Hint: The enthalpy for a reaction is denoted by ${\Delta _r}H$ and is given as the difference of enthalpies between product and reactants. The standard molar enthalpies can be given as ${\Delta _r}{H^0}$ . The heat that is absorbed or released by the reaction is known as it’s enthalpy.

Complete answer:
In the given question the ${\Delta _r}H$ is already given. The ${\Delta _r}H$ would be equal to the total or sum of all the enthalpies of the reaction taking place in the process.

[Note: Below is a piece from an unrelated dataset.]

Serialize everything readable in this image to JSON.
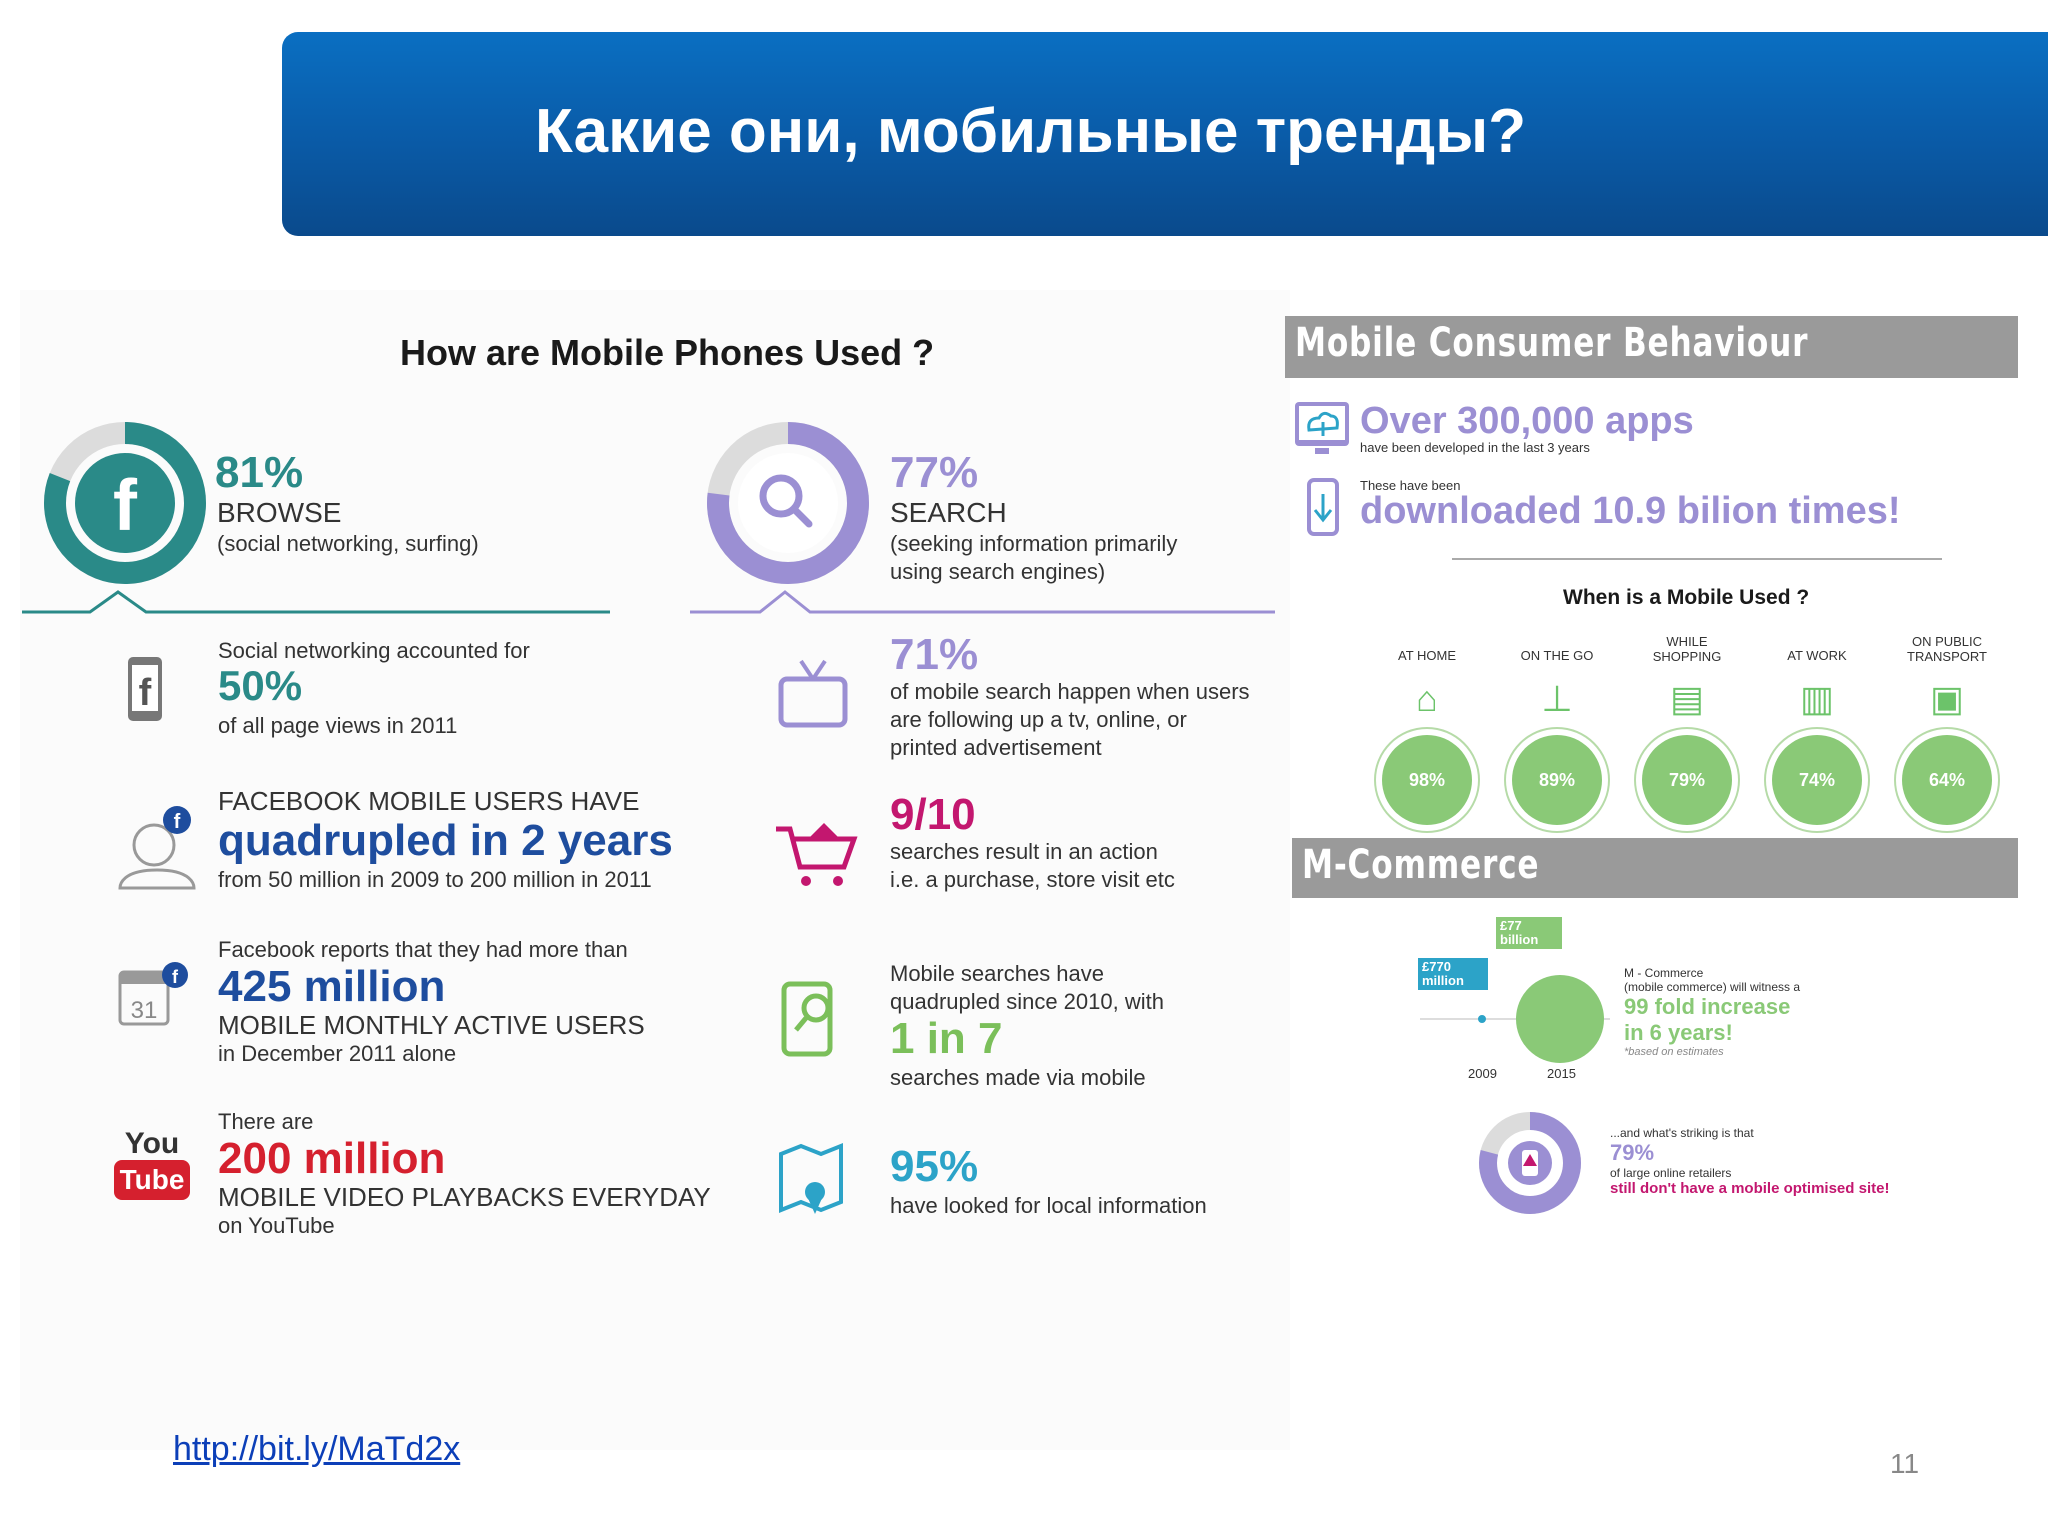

The sub-reactions that are occurring are:
Breaking of the Xe-F bond denoted by ${e_{Xe - F}}$ . Since there are 4 Xe-F bonds we will multiply ${e_{Xe - F}}$ by four.

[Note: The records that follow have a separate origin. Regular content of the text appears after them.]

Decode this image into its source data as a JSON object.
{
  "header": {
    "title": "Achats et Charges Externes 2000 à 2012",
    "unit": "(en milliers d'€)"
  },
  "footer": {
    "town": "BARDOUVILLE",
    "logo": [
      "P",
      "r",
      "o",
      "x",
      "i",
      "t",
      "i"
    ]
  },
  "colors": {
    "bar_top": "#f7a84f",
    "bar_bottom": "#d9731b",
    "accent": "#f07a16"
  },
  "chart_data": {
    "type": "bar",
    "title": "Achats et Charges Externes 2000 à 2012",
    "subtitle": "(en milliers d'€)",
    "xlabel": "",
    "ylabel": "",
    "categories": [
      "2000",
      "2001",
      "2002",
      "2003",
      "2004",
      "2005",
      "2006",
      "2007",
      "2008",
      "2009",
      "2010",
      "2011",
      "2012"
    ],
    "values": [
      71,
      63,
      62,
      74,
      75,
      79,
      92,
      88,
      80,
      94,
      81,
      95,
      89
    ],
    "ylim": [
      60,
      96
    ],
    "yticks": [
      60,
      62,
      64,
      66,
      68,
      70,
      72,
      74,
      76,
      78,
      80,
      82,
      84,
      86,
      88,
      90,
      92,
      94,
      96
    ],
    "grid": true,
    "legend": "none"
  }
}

Conversion of $Xe \to X{e^ + };I{E_1}(Xe) = 279kcal/mol$
Conversion of $F \to {F^ - };E{A_1}({F_2}) = - 85kcal/mol$ (since the electron gain enthalpy is always negative)
We have been given the bond breaking energy of fluorine $B.{E_{(F - F)}} = 38kcal/mol$ , but in the given reaction the bond is forming between the two Fluorine atoms. Bond forming will be the inverse of Bond Breaking. The reaction can be given as:
$F + F \to {F_2};{e_{{F_2}}} = - 38kcal/mol$
The total enthalpy of the reaction is the sum of all these enthalpies. Mathematically it can be expressed as:
${\Delta _r}H = I{E_1}(Xe) + E{A_1}({F_2}) + {e_{{F_2}}} + 4 \times {e_{Xe - F}}$
Substituting the respective values, we get ${e_{Xe - F}}$ as:
$4 \times {e_{Xe - F}} = {\Delta _r}H - I{E_1}(Xe) - E{A_1}({F_2}) - {e_{{F_2}}}$
${e_{Xe - F}} = \dfrac{{292 - 279 - ( - 85) - ( - 38)}}{4} = 34kcal/mol$

Hence the correct answer is Option (B).

Note:
Remember that electron gain enthalpy is always negative as energy is released for gaining an electron and Ionisation enthalpy is always positive as energy is absorbed with the loss of the electron. For finding the total enthalpies of a reaction always the Hess Law is used, which states that the enthalpy of a reaction is the sum of the enthalpies of the constituent reactions.